The WikiChecks web site now incorporates a script for doing a Benford’s analysis of digit frequency, sometimes used in numerical analysis of tax and other financial data.
I have posted some initial tests on the site: random numbers and the like. I also ran each of the major monthly global temperature indices through the site: GISS, RSS, UAH and CRU. The results, listed from lowest deviation to highest are listed below.
RSS – Pr<1
UAH – Pr<1 based on global data series Pr<0.001 for whole file (see note)
GISS – Pr<0.05
CRU – Pr<0.01
Numbers such as missing values in the UAH data (-99.990) may have caused its high deviation. I don't know about the others.
Table of results for GISS monthly global temperature data.

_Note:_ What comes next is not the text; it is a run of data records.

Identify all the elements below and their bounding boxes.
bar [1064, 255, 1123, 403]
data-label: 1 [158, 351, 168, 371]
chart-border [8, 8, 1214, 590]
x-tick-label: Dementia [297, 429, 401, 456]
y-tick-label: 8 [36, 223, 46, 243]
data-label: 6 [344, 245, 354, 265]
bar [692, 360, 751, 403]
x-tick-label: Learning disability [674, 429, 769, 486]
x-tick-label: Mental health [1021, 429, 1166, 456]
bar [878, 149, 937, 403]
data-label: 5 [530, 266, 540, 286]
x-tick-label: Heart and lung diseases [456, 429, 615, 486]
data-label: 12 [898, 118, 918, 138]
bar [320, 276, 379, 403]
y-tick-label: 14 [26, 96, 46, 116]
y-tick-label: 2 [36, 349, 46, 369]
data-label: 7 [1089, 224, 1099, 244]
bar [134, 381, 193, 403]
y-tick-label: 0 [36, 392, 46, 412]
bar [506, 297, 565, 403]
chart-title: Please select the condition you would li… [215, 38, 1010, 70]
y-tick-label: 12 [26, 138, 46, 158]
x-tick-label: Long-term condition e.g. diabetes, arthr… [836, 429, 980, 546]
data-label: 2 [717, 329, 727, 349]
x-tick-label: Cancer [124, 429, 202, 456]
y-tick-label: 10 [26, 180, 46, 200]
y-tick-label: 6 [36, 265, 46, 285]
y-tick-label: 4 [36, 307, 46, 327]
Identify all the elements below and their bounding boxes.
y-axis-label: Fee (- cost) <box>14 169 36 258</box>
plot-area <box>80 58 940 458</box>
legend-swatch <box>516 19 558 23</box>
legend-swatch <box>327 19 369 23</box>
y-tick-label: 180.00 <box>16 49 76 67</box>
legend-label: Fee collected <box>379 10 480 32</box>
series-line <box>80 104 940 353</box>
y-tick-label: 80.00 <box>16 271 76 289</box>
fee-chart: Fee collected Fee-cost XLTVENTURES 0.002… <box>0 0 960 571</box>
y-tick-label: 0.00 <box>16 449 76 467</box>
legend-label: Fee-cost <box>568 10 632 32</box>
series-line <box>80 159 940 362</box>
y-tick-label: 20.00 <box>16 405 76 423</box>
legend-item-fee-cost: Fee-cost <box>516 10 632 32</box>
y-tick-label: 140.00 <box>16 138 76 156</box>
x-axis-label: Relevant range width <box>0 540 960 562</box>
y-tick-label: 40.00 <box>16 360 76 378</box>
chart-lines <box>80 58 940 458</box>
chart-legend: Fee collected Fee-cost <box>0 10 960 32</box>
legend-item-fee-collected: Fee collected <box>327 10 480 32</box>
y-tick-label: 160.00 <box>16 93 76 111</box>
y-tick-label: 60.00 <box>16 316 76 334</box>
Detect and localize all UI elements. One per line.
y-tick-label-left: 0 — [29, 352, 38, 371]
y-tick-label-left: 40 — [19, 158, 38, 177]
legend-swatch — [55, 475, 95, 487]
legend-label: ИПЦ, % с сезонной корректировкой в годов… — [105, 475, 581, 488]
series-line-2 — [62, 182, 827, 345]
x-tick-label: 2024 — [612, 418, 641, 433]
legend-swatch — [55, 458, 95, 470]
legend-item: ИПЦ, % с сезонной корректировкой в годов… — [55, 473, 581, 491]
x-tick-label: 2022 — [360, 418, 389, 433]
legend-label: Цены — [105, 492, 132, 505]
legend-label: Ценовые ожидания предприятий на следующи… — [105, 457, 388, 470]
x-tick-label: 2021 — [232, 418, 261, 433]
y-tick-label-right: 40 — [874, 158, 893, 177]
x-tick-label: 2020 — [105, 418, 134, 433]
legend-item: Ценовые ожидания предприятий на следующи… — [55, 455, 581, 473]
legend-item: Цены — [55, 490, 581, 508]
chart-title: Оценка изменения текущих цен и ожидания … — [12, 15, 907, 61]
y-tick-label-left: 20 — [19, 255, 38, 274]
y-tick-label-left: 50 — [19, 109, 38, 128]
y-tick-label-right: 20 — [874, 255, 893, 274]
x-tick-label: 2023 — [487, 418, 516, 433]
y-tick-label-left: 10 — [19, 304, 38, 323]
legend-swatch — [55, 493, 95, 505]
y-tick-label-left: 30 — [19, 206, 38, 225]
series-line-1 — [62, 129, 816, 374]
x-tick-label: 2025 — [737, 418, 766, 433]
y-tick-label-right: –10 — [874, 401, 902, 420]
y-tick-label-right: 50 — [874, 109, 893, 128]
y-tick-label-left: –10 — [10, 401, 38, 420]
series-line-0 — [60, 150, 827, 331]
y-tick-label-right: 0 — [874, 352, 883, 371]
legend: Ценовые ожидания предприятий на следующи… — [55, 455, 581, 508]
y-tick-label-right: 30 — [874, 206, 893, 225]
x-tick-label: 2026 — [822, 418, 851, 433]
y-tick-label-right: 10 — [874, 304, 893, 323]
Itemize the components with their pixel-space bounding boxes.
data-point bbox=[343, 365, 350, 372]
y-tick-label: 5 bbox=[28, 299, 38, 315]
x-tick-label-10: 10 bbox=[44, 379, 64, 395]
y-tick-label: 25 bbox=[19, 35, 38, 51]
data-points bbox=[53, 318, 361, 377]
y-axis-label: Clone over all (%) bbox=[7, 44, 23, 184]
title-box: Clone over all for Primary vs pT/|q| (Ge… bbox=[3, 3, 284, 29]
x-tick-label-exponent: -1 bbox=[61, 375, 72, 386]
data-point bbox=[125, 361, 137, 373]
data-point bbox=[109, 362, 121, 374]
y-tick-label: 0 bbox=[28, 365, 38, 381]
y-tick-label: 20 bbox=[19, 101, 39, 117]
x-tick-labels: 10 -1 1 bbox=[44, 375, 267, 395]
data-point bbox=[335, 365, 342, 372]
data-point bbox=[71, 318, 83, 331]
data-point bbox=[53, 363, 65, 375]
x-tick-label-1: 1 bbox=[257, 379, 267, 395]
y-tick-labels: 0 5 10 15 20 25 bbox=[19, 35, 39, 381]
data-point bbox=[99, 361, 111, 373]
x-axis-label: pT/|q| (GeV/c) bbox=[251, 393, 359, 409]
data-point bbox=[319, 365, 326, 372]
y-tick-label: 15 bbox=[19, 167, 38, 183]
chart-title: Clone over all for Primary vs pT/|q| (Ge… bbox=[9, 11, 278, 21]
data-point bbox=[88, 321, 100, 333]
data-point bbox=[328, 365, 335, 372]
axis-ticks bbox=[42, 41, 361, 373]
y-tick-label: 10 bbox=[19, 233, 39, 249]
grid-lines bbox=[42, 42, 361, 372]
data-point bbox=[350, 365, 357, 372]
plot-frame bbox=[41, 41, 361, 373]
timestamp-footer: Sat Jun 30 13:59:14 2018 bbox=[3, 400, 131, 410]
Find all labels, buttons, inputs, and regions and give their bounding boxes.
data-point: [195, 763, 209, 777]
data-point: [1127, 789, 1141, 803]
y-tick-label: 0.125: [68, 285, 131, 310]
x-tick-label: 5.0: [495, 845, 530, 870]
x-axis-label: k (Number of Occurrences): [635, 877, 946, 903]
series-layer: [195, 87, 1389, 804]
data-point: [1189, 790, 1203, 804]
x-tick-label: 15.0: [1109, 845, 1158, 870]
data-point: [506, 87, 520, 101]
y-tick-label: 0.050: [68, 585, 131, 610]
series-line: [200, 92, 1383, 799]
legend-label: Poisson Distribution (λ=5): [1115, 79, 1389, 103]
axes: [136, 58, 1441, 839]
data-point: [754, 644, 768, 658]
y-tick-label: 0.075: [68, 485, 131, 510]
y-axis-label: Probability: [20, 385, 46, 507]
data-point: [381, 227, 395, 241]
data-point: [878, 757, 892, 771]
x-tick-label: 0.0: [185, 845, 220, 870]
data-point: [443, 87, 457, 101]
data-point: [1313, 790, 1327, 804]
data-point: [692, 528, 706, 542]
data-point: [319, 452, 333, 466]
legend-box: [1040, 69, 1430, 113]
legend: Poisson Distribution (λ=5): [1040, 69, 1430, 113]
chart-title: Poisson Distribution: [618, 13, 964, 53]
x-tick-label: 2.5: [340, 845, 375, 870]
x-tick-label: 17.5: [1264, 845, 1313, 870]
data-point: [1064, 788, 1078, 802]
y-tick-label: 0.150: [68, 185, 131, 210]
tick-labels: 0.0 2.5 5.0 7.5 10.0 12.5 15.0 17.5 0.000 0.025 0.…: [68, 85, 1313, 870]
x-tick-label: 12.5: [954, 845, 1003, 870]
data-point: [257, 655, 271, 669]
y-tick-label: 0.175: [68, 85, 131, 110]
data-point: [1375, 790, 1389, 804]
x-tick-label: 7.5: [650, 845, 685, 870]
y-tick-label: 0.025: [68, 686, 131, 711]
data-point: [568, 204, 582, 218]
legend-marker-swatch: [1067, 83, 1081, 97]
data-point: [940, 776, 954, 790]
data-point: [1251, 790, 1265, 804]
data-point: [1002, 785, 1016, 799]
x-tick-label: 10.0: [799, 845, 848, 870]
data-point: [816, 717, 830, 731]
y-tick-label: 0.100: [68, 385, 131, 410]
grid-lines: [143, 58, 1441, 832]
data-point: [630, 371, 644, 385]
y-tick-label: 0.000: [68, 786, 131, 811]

Frequency of each final digit: observed vs. expected
RESULT: Significant management detected.
Significant variation in digit 0: (Pr<0.05) indicates rounding up or down.
Significant variation in digit 1: (Pr<0.05) indicates management.
Significant variation in digit 7: (Pr<0.05) indicates management.
One of the main sources of global warming information, the GISS data set from NASA showed significant management, particularly a deficiency of zeros and ones. Interestingly the moving window mode of the algorithm identified two years, 1940 and 1968 (see here).
Considerable controversy has surrounded the 1940 period, related to possible adjustments for bucket sampling of water temperatures. I am not aware of controversy surrounded 1968 temperature measurements, although 1968 is was a year marked by violent protests, the assassination of Martin Luther King Jr. and Senator Robert Kennedy.
At this stage I am in exploratory mode. The chi-square test is prone to produce false positives for small samples. Also, there are a number of innocent reasons that digit frequency may diverge from expected. However, the tests are very sensitive. Even if arithmetic operations are performed on data after the manipulations, the ‘fingerprint’ of human intervention can remain.
Thanks to LuboÅ¡ Motl who checked this data, UAH was confirmed to be manipulation free.